There were more and more glimpses of light toward the end of his life. On April 2, 1963, I wrote to him: “Dear Hausmann, When last in Milan, I took the opportunity to ask a gallery if they might be interested in an exhibition of your work. They seemed extraordinarily interested. I gave the man your address. Probably you’ll receive a visit from him.”
The gallery owner did visit him, and the exhibition was held, the first regular one-man show Hausmann ever had. He and his two ladies were invited; he gave interviews, he declaimed his sound poems, which sounded like the groanings of tormented demons coming out of the underworld, he made lithographs, he recited, and he sold. (Even then he made bitter complaints afterward, and justifiably, when difficulties arose over the exchange rates.) Eventually, during the following years, his work was more frequently exhibited, reproduced, acknowledged, and celebrated—all without his giving up, except on occasion, his contempt for human beings.
Thus toward the end of his life fate treated him more kindly than it had treated his friend and collaborator Kurt Schwitters, who had seen no dawn of success before his end.
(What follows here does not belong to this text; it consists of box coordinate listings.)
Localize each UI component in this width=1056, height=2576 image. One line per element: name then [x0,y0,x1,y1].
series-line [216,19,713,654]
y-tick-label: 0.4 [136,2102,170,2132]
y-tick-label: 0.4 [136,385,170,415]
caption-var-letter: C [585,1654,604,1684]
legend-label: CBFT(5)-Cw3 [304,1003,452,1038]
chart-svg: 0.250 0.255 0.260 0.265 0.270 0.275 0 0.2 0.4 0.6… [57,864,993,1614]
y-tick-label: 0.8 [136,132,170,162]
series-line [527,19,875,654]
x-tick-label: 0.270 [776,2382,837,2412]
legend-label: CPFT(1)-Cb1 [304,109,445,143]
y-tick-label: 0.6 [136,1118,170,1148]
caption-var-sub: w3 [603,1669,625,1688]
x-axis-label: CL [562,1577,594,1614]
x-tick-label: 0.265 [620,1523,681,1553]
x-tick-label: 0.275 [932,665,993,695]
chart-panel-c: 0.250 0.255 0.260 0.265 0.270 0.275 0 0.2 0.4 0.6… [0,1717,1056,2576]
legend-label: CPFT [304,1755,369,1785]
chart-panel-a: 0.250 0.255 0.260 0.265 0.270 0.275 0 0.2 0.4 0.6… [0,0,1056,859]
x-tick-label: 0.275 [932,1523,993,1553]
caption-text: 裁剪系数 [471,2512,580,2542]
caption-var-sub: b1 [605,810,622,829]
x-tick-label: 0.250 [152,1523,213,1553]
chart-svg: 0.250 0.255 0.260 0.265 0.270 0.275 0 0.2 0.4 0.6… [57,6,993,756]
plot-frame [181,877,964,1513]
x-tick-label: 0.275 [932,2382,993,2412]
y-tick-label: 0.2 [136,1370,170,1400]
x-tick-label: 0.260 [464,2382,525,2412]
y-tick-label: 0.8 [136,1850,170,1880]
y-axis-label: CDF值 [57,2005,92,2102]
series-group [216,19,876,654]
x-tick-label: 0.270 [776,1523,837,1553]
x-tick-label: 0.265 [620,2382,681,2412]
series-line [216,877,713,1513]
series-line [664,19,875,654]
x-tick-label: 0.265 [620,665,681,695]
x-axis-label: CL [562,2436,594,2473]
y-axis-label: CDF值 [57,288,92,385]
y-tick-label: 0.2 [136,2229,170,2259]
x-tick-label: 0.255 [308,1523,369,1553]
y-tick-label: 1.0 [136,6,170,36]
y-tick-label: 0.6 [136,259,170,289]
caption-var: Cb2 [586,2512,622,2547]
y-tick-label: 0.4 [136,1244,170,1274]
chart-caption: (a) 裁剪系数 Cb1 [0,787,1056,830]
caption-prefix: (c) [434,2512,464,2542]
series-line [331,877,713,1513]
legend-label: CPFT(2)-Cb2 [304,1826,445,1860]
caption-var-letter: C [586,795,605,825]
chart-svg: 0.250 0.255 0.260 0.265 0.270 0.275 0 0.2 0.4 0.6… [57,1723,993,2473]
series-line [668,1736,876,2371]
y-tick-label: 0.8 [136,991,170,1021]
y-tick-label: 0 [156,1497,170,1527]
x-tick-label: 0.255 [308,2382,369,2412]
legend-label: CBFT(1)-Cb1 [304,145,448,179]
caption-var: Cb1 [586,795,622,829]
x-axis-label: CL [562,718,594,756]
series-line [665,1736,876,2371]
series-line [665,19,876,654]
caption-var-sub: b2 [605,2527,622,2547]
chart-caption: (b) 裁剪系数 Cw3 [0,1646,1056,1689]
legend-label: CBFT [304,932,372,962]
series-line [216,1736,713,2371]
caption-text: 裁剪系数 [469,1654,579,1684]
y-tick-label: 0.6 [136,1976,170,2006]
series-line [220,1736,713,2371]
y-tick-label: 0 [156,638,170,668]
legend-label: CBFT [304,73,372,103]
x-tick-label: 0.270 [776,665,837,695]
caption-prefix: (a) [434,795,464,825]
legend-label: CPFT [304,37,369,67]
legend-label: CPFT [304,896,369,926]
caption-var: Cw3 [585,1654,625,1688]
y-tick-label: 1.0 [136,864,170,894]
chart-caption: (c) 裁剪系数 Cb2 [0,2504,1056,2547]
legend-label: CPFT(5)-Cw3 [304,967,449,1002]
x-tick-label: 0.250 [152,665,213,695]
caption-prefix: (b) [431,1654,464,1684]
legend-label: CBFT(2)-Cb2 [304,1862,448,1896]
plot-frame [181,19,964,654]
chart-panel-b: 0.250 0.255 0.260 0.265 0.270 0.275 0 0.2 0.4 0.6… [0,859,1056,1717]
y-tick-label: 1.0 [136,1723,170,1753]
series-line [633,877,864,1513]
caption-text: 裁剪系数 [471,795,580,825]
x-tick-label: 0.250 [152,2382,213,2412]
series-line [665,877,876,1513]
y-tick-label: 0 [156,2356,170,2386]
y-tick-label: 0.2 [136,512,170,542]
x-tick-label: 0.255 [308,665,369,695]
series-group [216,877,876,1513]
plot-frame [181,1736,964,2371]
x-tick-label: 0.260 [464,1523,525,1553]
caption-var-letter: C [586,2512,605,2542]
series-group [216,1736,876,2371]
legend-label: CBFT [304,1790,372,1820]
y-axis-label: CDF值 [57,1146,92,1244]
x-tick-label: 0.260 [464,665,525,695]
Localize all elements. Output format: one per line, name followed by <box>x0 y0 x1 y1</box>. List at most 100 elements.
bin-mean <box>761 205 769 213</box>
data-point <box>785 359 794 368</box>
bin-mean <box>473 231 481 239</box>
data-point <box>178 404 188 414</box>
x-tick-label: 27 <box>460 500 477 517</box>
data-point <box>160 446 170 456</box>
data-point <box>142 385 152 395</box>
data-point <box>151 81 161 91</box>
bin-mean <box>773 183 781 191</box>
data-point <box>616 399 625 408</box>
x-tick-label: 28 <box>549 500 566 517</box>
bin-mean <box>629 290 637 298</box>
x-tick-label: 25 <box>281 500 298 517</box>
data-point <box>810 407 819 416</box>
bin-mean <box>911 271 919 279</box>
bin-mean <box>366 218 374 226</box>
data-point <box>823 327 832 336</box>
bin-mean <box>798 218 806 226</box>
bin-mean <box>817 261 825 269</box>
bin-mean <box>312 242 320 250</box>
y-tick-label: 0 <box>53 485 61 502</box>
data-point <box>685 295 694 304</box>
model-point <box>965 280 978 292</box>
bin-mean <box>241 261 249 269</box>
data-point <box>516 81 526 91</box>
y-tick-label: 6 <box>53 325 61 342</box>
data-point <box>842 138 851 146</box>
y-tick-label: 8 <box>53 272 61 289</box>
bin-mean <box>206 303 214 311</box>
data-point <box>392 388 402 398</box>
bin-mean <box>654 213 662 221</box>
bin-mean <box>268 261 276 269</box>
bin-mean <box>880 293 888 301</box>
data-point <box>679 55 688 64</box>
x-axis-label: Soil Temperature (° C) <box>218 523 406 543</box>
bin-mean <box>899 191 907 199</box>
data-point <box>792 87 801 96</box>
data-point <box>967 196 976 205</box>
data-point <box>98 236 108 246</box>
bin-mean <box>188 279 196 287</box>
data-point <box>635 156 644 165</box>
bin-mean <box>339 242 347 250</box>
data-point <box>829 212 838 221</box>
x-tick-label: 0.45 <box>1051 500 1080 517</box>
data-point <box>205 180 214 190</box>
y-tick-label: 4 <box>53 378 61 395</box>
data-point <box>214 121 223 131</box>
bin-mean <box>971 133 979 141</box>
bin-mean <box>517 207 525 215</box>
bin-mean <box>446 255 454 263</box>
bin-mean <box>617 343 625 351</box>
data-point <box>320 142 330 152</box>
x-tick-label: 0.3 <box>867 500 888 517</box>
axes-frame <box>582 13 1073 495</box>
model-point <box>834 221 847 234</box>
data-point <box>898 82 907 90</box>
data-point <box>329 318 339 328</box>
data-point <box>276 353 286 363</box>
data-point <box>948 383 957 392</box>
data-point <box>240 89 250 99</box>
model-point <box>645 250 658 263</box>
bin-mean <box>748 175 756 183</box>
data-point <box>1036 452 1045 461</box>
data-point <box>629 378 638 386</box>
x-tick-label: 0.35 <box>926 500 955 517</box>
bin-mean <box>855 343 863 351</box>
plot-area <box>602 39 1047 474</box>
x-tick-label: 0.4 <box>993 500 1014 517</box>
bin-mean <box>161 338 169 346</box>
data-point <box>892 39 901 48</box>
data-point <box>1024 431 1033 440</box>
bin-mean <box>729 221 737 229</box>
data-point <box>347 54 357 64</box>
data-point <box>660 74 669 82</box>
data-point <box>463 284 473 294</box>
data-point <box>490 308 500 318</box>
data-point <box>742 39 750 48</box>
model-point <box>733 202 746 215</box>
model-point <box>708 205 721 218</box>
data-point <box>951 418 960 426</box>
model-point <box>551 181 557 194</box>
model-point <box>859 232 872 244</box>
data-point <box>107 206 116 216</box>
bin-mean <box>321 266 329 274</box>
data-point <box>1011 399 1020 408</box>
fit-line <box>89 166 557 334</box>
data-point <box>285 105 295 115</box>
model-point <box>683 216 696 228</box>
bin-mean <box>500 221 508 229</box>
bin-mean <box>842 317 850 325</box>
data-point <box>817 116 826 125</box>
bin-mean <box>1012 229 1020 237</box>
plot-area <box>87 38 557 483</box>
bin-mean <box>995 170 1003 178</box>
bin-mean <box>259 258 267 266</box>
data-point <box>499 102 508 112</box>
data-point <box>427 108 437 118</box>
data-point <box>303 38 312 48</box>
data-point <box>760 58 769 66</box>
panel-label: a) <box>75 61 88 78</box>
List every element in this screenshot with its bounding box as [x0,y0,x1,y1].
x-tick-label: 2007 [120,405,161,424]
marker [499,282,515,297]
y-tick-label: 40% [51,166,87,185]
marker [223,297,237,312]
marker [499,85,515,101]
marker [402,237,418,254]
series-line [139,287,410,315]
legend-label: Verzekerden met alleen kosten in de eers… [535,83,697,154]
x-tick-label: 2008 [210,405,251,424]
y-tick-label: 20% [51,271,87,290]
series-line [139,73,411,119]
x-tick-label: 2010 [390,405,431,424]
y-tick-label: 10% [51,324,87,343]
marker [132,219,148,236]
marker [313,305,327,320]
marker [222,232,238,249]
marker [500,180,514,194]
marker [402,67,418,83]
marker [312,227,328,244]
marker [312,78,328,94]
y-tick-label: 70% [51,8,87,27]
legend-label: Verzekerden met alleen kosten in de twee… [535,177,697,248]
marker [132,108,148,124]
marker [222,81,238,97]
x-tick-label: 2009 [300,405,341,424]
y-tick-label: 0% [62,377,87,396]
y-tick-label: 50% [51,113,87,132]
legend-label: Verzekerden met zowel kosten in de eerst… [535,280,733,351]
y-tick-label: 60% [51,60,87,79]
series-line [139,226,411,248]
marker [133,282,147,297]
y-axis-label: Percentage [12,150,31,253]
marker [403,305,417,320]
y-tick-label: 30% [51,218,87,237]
Yet neither success nor failure, neither esteem nor disregard, influenced in the least Hausmann’s attitude to humankind, nor did he mitigate his wrath against the world, which for eighty years had noticed him little or not at all. He was a Michael Kohlhaas of subjective justice.5 An honest, if very difficult, fellow being [Mitmensch] who had devoted his whole life to the creative element that he bore within him.
Meanwhile the wheel of history goes on turning. We are all ground to powder. Grain and chaff fly up, all mixed together, until everything is clarified—until, at some turn or another, the wheel suddenly stops, and Sisyphus is finally called away from his labor.